Ray, Peter, and Rick,
Speaking of JavaHelp, I just found out over the last few weeks that RoboHelp 7 only supports JavaHelp 1.1.3, not JavaHelp 2.0, which is much more stable. I found this out after installing RH 7 and trying (and trying) to get it to build JavaHelp 2.0. I finally gave up and called Adobe Support. Vivek Kumar from Adobe emailed me last week asking which JRE I used (1.5.0_06) and I'm hoping to get a reply soon. Vivek also said they didn't have any plans for a future patch to get this to work, but there might be the possibility of me getting a DLL. Like you mentioned before, the authoring community for JavaHelp is probably tiny.
Ray - by all means, try to get your development team to NOT go with JavaHelp. It's just not worth the hassle and it has too many limitations. WebHelp is a lot easier to work with.
Thanks for the information Jim.
I will add something to the article so please post anything else that you hear.
Dumb question of the day:
If JavaHelp is so little used, then what are developers using for help system in their java-based applications?
I am re-writing the help system for the latest release of an existing java program.
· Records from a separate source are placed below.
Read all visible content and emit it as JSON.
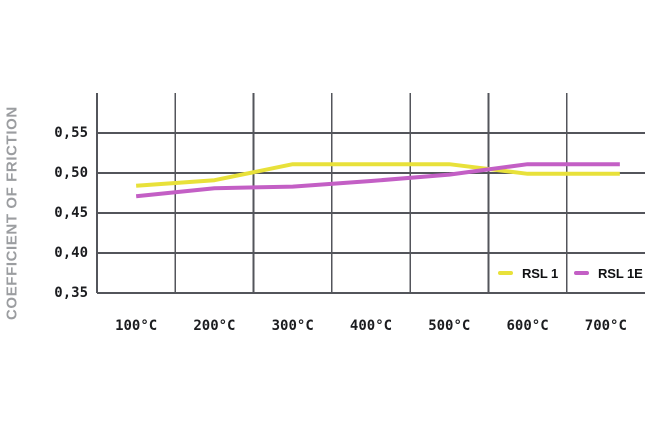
{
  "chart_data": {
    "type": "line",
    "title": "",
    "xlabel": "",
    "ylabel": "COEFFICIENT OF FRICTION",
    "x_categories": [
      "100°C",
      "200°C",
      "300°C",
      "400°C",
      "500°C",
      "600°C",
      "700°C"
    ],
    "y_ticks": [
      "0,55",
      "0,50",
      "0,45",
      "0,40",
      "0,35"
    ],
    "y_tick_values": [
      0.55,
      0.5,
      0.45,
      0.4,
      0.35
    ],
    "ylim": [
      0.35,
      0.6
    ],
    "grid": true,
    "legend_position": "inside-bottom-right",
    "series": [
      {
        "name": "RSL 1",
        "color": "#e8e13a",
        "values": [
          0.484,
          0.491,
          0.511,
          0.511,
          0.511,
          0.499,
          0.499
        ]
      },
      {
        "name": "RSL 1E",
        "color": "#c35fc5",
        "values": [
          0.471,
          0.481,
          0.483,
          0.49,
          0.498,
          0.511,
          0.511
        ]
      }
    ],
    "colors": {
      "grid": "#53555b",
      "tick_text": "#1b1c1f",
      "axis_title": "#9b9da0",
      "legend_text": "#101113",
      "background": "#ffffff"
    }
  }
}
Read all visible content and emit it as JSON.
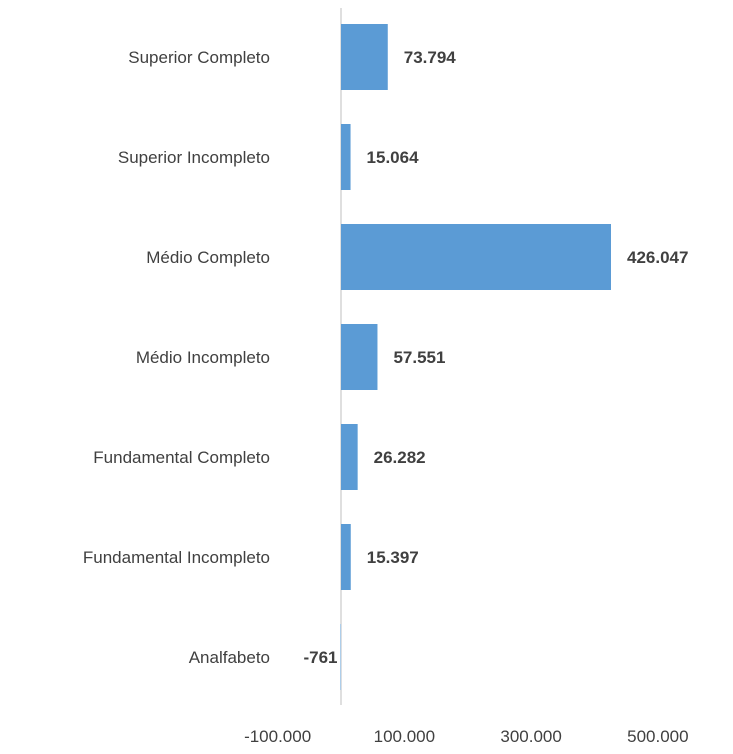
{
  "colors": {
    "bar": "#5b9bd5",
    "axis": "#bfbfbf",
    "category_text": "#404040",
    "value_text": "#404040",
    "tick_text": "#404040",
    "background": "#ffffff"
  },
  "chart_data": {
    "type": "bar",
    "orientation": "horizontal",
    "title": "",
    "xlabel": "",
    "ylabel": "",
    "categories": [
      "Superior Completo",
      "Superior Incompleto",
      "Médio Completo",
      "Médio Incompleto",
      "Fundamental Completo",
      "Fundamental Incompleto",
      "Analfabeto"
    ],
    "values": [
      73794,
      15064,
      426047,
      57551,
      26282,
      15397,
      -761
    ],
    "value_labels": [
      "73.794",
      "15.064",
      "426.047",
      "57.551",
      "26.282",
      "15.397",
      "-761"
    ],
    "xlim": [
      -100000,
      500000
    ],
    "x_ticks": [
      -100000,
      100000,
      300000,
      500000
    ],
    "x_tick_labels": [
      "-100.000",
      "100.000",
      "300.000",
      "500.000"
    ],
    "grid": false,
    "legend": "none"
  }
}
The existing help was built by the programmer. It is a patchwork of sections with a different section added for each the new product as it is introduced.
Since RoboHelp claimed to support JavaHelp, and I was told by the developer that the help system needed to be in JavaHelp, I am trying to get it to work.
Everything I have read here says that there is a better alternative, (re Captiv8r) but I do not know what my options are, let alone how to convince the developer to use an alternative help system within his Java program.
Thank you in advance for your help
ps: I'm a tech writer not a programmer Jim!
I think your questions are answered in the article on JavaHelp on my site.